Portée par cette vague de comédies féminines, Alice Belaïdi tente depuis 2014 de monter son propre film. Si elle voulait au départ s’en prendre aux exigences de beauté imposées aux femmes par la société, elle prépare désormais "une comédie très noire, à l’anglaise", dans la lignée de La Guerre des Rose. Intitulé pour le moment Quitte-moi si tu peux, ce long-métrage écrit avec la scénariste Nadia Lakhdar et joué par Belaïdi et Pio Marmaï raconte "l’histoire d’un couple qui se déchire à mort". Le film sera un "exutoire", selon elle.

"Les comédies qui finissent mal, c’est compliqué"

Le tournage est prévu pour cet été "si tout se passe bien". Il faut convaincre les producteurs: "Les comédies qui finissent mal, c’est compliqué. Les producteurs ne comprennent pas, ils trouvent que ça sonne une mauvaise image du couple. En même temps, on ne lâche pas, c’est pour ça que ça prend du temps." Ce n’est pas son unique cheval de bataille. Sur Instagram, elle se photographie souvent avec des joints. Elle déplore la sévérité de la loi en France, pourtant le plus gros pays consommateur de cannabis en Europe: 

"C’est dépénalisé partout: en Espagne, en Italie, en Suisse et bientôt en Angleterre. C’est légalisé en Hollande. On est les derniers. Ça pourrit nos quartiers.
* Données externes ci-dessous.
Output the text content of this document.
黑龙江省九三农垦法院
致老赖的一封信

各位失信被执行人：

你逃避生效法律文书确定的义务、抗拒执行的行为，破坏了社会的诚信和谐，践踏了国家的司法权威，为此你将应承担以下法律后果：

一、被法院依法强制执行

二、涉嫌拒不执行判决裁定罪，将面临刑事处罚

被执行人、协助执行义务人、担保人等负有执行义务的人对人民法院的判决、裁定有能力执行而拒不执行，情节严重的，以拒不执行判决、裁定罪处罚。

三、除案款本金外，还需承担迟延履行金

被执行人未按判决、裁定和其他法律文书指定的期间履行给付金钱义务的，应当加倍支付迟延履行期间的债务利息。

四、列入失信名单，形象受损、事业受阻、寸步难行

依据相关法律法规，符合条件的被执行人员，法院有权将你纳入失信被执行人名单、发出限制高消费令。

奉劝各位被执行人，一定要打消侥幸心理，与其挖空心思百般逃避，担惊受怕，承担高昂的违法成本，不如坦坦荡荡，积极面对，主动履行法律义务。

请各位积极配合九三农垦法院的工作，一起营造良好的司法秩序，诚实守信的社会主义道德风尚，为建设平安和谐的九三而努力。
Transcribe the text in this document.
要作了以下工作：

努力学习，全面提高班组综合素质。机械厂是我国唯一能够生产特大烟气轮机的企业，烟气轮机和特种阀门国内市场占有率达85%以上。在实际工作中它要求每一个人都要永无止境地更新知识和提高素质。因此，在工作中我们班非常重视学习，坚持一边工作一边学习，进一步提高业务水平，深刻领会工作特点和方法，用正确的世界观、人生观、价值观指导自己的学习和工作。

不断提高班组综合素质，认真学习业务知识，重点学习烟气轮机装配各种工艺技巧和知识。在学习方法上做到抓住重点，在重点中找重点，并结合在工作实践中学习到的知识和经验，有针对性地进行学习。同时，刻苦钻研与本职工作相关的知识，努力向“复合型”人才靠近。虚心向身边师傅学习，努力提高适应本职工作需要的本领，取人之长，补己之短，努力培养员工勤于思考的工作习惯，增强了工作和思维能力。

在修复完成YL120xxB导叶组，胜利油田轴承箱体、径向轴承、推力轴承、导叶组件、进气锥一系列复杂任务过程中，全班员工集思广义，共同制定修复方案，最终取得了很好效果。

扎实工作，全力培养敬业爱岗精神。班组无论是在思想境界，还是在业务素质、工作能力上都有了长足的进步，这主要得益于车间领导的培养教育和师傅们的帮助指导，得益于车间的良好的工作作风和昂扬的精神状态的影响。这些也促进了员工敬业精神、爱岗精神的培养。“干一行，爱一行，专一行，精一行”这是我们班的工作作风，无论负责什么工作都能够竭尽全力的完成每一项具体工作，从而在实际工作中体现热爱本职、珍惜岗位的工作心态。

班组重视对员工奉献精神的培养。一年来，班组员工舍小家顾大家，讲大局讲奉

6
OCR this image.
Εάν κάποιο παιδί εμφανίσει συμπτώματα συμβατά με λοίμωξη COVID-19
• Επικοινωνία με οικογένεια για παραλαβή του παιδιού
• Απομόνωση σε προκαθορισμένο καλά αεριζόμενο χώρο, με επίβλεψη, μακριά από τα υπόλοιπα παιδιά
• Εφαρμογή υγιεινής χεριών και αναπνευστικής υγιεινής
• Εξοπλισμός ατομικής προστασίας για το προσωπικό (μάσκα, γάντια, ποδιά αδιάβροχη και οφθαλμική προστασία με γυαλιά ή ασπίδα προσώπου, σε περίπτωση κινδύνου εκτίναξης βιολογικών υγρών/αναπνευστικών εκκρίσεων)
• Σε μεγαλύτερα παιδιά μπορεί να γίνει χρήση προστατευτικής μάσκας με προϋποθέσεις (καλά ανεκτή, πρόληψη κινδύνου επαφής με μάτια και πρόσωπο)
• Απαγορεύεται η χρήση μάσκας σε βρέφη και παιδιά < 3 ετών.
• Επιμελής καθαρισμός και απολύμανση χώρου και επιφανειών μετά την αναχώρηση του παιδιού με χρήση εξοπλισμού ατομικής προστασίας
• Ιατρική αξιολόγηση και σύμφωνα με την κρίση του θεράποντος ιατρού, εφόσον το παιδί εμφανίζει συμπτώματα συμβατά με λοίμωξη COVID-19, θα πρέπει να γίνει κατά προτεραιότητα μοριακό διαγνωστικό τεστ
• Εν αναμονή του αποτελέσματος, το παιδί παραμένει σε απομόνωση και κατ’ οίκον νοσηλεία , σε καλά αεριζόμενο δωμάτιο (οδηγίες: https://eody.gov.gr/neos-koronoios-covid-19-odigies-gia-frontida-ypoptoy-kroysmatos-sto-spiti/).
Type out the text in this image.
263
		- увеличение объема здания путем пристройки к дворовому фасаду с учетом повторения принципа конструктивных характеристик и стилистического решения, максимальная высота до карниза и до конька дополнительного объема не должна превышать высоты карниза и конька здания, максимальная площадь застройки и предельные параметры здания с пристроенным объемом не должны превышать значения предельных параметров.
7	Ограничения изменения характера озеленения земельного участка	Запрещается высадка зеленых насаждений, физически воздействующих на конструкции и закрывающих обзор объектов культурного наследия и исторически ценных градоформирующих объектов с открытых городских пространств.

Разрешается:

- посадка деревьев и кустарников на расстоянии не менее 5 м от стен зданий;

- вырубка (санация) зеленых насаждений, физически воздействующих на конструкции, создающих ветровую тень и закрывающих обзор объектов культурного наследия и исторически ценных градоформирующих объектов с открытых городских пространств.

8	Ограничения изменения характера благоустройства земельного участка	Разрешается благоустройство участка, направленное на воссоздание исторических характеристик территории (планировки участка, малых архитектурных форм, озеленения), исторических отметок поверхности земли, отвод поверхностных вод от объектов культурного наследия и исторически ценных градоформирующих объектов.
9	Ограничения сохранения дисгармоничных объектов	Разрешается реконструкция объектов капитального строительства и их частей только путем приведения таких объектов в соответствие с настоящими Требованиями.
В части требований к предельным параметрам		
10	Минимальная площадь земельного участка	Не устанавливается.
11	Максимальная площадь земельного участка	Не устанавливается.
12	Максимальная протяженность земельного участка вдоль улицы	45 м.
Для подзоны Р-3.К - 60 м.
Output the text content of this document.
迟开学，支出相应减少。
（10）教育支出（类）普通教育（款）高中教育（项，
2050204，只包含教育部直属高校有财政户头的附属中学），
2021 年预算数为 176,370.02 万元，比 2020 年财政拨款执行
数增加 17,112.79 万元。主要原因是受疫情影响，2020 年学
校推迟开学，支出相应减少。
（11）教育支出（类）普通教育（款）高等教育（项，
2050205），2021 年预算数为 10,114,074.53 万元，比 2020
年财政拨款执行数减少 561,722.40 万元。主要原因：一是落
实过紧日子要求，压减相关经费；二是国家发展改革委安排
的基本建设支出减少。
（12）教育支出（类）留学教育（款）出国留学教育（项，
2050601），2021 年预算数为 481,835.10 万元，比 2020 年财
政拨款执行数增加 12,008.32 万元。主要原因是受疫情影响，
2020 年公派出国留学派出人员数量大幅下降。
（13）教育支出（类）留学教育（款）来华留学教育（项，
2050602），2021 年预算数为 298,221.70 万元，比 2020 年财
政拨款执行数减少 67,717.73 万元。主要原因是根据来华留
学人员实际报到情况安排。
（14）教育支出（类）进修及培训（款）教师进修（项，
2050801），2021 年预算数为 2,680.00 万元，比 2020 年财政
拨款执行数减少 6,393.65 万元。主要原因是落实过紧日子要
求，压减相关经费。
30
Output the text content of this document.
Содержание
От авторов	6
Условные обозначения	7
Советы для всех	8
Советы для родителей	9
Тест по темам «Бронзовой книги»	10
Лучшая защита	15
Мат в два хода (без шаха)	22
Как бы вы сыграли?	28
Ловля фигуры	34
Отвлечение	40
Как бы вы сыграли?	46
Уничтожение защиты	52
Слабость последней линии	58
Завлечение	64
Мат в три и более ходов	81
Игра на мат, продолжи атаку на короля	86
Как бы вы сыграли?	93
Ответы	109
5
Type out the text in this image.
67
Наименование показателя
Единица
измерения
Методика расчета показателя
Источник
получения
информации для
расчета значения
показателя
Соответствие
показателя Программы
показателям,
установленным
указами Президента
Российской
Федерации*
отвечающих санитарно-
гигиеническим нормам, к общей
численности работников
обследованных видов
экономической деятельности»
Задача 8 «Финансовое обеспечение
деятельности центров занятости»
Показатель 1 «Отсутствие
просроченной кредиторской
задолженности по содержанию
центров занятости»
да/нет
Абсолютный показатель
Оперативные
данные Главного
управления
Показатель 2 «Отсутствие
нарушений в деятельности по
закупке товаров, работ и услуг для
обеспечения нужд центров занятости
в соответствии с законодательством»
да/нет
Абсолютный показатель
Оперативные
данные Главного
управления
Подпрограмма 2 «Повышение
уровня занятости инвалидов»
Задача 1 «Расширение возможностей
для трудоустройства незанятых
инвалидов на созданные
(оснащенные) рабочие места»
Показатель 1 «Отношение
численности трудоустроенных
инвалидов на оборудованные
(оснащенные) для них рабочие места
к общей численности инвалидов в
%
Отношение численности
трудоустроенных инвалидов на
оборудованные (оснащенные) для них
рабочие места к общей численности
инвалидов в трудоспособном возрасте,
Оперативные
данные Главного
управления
Ça pourrit les jeunes qui fument de la merde. On vend de l’alcool à des gamins dans des épiceries en libre-service… et on fait la morale à des gens de 30 ans qui fument des joints. C’est surréaliste. Je ne me fais pas porte-parole du mouvement pro-cannabis, par contre j’ai envie de sortir de cette hypocrisie qui nous montre du doigt comme des toxicomanes. Je veux continuer à assumer. C’est hypocrite de se cacher. On me demande parfois si j'ai peur qu’on ne me propose plus de rôle. Absolument pas. Au contraire. Un jour, on dira que j’étais précurseuse."

Ça pourrait être l’objet d’un film. Contrairement aux États-Unis, la France n’a pas de tradition de stoner comedies, les comédies sur le cannabis. Hormis La Beuze et les œuvres d’Igor Gottesman (Five, Family Business), le créneau est encore peu exploité, d'autant plus par les réalisatrices. Une piste à explorer dans sa prochaine comédie après avoir étrillé le couple?